More than 150 ex-Dentsu employees plan legal action for data breach

The Information Commissioner’s Office has received a complaint about Dentsu’s data breach, as frustration mounts among former employees affected.

The ICO said the complaint would be “considered in line with [its] standard complaints process” and that it would make inquiries into the incident.

Dentsu had already reported the incident to the public body because the scale of the leak exceeded the legal threshold at which organisations must inform the ICO.

Campaign understands several informal groups of ex-employees are considering collective legal action against Dentsu after being told their data had been breached. One WhatsApp group has more than 150 members. 

A “Join the Claim” page has also been set up, which connects people with regulated UK law firms that run group action claims.

The initial message from Dentsu to those affected, sent on 27 October, said that its investigation identified that “certain files were taken from Merkle’s [Dentsu's CX agency] network”. It added that it “anticipated” the files included bank and payroll details, salary, National Insurance number, and personal contact details.

The message further explained that Dentsu had informed law enforcement, launched an investigation with assistance from a cybersecurity firm, and encouraged those affected to monitor their financial statements. The company also offered a year’s subscription to Experian Identity Plus, a credit and dark-web monitoring service.

In private conversations with Campaign, former Dentsu employees said they were disappointed not to have been contacted further and are unsure which specific details of theirs have been leaked.

Others are frustrated at the length of time Denstu has retained data for, as some of those affected left the business more than 10 years ago. 

The default standard retention period for HMRC records is seven years (or six years, plus the current financial year). Under UK GDPR and the Data Protection Act 2018, personal data processed by HMRC must not be retained for longer than is necessary for its lawful purpose.

When contacted by Campaign, a Dentsu spokesperson at the time of Campaign's original reporting said: “A review of those files determined that they contained information relating to some clients, suppliers and current and former employees.” 

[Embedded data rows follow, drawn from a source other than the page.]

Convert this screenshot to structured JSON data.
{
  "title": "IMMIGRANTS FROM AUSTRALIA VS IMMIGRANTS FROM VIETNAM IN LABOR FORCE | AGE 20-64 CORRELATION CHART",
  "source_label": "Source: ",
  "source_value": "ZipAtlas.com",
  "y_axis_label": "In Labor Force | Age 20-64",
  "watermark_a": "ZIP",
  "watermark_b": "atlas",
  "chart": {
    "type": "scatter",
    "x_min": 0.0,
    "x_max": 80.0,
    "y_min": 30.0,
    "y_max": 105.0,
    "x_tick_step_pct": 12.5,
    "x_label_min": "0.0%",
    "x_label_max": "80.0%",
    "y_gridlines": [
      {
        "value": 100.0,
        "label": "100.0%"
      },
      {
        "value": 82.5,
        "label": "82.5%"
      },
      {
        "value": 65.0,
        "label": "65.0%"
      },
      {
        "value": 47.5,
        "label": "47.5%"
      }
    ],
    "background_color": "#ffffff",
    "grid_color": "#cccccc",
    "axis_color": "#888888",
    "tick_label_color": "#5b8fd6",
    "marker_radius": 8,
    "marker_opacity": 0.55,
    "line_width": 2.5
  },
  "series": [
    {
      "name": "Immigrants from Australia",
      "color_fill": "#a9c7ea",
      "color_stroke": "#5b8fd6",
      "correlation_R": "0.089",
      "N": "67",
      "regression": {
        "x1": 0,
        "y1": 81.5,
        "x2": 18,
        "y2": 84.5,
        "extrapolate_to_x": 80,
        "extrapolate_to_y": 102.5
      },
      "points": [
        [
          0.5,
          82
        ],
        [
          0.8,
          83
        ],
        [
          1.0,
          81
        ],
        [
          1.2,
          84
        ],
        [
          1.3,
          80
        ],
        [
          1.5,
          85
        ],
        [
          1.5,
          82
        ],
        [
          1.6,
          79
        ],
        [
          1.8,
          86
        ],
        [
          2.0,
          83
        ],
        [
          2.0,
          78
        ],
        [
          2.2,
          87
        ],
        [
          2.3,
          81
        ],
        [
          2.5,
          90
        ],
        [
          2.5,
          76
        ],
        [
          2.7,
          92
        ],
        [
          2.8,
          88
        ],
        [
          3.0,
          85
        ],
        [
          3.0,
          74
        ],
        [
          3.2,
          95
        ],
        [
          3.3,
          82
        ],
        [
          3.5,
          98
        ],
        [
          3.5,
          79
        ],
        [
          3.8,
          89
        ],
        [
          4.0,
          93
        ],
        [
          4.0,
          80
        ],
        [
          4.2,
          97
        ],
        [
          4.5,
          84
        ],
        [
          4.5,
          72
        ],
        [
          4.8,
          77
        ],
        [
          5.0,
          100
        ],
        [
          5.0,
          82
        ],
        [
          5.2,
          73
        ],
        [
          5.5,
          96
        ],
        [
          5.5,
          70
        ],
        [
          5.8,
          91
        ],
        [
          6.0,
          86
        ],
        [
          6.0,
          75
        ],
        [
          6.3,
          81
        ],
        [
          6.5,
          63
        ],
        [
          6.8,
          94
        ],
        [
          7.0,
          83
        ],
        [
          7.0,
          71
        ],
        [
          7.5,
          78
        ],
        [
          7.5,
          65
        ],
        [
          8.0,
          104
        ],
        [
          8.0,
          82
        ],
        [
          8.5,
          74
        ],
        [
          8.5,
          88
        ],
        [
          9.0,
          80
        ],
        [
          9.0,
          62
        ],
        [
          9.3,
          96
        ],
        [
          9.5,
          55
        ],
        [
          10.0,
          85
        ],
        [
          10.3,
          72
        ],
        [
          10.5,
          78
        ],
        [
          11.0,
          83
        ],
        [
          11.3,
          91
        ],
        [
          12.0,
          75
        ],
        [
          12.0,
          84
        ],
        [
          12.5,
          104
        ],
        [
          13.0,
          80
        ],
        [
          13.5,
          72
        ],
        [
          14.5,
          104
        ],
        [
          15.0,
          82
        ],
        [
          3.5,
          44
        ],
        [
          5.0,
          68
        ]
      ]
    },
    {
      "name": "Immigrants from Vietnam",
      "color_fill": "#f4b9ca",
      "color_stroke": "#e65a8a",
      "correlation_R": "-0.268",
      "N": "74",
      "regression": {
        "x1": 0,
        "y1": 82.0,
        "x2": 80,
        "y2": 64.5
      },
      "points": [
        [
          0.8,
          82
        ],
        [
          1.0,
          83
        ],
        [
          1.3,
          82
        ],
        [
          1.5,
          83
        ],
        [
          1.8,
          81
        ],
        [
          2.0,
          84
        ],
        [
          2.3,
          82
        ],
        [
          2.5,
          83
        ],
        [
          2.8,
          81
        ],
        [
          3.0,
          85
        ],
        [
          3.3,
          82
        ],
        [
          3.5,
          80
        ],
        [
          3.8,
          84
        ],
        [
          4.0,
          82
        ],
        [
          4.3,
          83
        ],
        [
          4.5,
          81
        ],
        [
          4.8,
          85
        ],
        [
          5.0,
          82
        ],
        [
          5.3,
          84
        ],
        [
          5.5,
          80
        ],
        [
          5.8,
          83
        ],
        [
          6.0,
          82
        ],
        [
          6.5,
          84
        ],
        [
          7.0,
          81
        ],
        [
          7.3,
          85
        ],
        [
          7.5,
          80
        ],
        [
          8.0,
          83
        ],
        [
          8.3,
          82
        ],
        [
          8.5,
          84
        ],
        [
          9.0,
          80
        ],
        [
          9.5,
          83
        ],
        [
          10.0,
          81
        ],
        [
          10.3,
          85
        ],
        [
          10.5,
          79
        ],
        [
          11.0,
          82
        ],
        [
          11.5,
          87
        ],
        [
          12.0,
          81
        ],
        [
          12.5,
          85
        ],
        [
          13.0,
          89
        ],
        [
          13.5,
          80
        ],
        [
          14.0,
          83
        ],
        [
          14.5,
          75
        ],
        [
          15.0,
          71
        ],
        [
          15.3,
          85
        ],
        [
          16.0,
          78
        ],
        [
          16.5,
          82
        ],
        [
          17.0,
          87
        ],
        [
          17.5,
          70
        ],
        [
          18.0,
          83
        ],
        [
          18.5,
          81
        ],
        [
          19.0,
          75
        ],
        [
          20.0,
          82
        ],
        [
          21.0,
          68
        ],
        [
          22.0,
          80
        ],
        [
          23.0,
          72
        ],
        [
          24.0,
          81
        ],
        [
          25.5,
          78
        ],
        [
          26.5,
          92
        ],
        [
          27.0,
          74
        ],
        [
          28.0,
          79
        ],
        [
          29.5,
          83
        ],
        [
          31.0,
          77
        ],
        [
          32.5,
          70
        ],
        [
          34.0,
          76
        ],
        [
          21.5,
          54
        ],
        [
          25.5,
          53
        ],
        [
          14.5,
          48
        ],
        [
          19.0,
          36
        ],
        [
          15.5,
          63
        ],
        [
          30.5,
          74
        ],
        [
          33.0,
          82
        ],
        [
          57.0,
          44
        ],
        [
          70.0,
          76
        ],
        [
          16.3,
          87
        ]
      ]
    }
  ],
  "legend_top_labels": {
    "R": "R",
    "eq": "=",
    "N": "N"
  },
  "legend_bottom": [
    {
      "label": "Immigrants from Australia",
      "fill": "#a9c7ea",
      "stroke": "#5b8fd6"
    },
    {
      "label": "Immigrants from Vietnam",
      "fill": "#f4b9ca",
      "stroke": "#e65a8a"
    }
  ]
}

Following the complaint, the ICO could make recommendations to the organisation on how to improve its information rights practices. In severe cases, it could enforce financial penalties: the standard maximum is US$11.4 million (£8.7 million) or 2% of the company's global turnover. This penalty would be separate from any compensation awarded to those affected.

Jo Sanders, a partner at Withers, specialising in data and information disputes, said: “It is too early to tell exactly what the consequences might be, but it seems that Dentsu is offering the recommended steps, such as enhanced monitoring for fraud. Not every data breach means that there has been a failure to meet security standards and even the most well-maintained systems can be vulnerable to malicious attacks.      

“Those employees whose details have been disclosed would only have a claim for compensation if what has occurred is a breach of data protection obligations, the main one of which is to maintain adequate security. The fear of the consequences of personal details being leaked can in theory lead to a claim for compensation but it can't be purely speculative.” 

The breach also compromised LNER customer data, with the train operator telling customers: “We have been made aware of unauthorised access to files managed by a third-party supplier, which involves customer contact details and some information about previous journeys.”

A spokesperson for LNER confirmed to Campaign that “no bank, payment card, or password information had been affected” and a “thorough investigation” was underway.

The breach comes amid speculation over Dentsu's future, after the Japanese-owned network appointed bankers to sound out buyers for its international creative and media business.